Pertama, “Siapa di antara kalian sejak akil balig sampai hari ini pernah meninggalkan salat fardhu, meski sekali, silakan duduk!”
Ternyata tak ada satu pun yang duduk. Setelah itu, Muhammad Al-Fatih mengajukan pertanyaan kedua, “Siapa di antara kalian sejak akil balig sampai hari ini pernah meninggalkan salat sunnah rawatib, meski sekali, silakan duduk!”
Setengah pasukan kemudian duduk. Artinya, setengah pasukan Muhammad Al-Fatih menjaga salat rawatibnya.
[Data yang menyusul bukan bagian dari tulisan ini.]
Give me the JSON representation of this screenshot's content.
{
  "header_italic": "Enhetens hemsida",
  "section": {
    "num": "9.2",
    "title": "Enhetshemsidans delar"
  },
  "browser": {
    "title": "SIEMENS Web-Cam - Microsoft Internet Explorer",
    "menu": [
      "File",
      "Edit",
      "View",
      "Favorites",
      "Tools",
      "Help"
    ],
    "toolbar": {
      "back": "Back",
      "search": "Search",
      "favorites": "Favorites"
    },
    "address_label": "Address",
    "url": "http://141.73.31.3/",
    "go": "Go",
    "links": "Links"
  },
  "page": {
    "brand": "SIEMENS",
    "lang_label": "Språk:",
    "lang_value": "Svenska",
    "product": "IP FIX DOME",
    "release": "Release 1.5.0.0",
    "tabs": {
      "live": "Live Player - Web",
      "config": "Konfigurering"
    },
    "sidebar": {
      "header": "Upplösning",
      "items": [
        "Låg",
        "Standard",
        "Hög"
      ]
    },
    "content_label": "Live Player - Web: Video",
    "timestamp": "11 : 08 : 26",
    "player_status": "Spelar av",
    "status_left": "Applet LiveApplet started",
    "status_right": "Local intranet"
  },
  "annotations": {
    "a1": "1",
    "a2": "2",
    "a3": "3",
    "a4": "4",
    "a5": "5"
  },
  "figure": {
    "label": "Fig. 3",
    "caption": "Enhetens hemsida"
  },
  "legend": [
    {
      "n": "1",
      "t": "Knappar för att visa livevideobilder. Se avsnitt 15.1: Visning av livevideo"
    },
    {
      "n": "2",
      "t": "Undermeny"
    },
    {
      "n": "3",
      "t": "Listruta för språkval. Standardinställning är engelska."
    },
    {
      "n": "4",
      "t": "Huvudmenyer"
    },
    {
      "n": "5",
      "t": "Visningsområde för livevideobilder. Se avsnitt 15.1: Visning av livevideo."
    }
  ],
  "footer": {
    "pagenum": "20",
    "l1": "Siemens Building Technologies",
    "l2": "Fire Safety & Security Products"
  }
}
Pertanyaan ketiga kemudian diajukan. “Siapa di antara kalian sejak akil balig sampai hari ini pernah meninggalkan qiyamul lail, meski hanya semalam, silakan duduk!”
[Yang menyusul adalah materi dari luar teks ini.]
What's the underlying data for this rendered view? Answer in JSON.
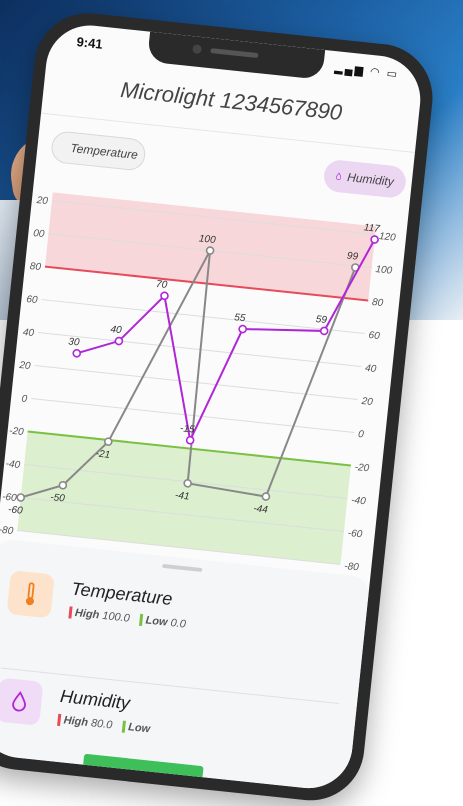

Ternyata semua pasukan pernah meninggalkan qiyamul lail, mereka lantas duduk. Satu-satunya orang yang tetap berdiri adalah Muhammad Al-Fatih.
Muhammad Al-Fatih kemudian menjadi imam dan mempercayakan khutbah Jumat kepada Syekh Aaq Syamsuddin, salah satu gurunya yang berperan besar dalam memberikan motivasi dan semangat untuk menaklukkan Konstantinopel.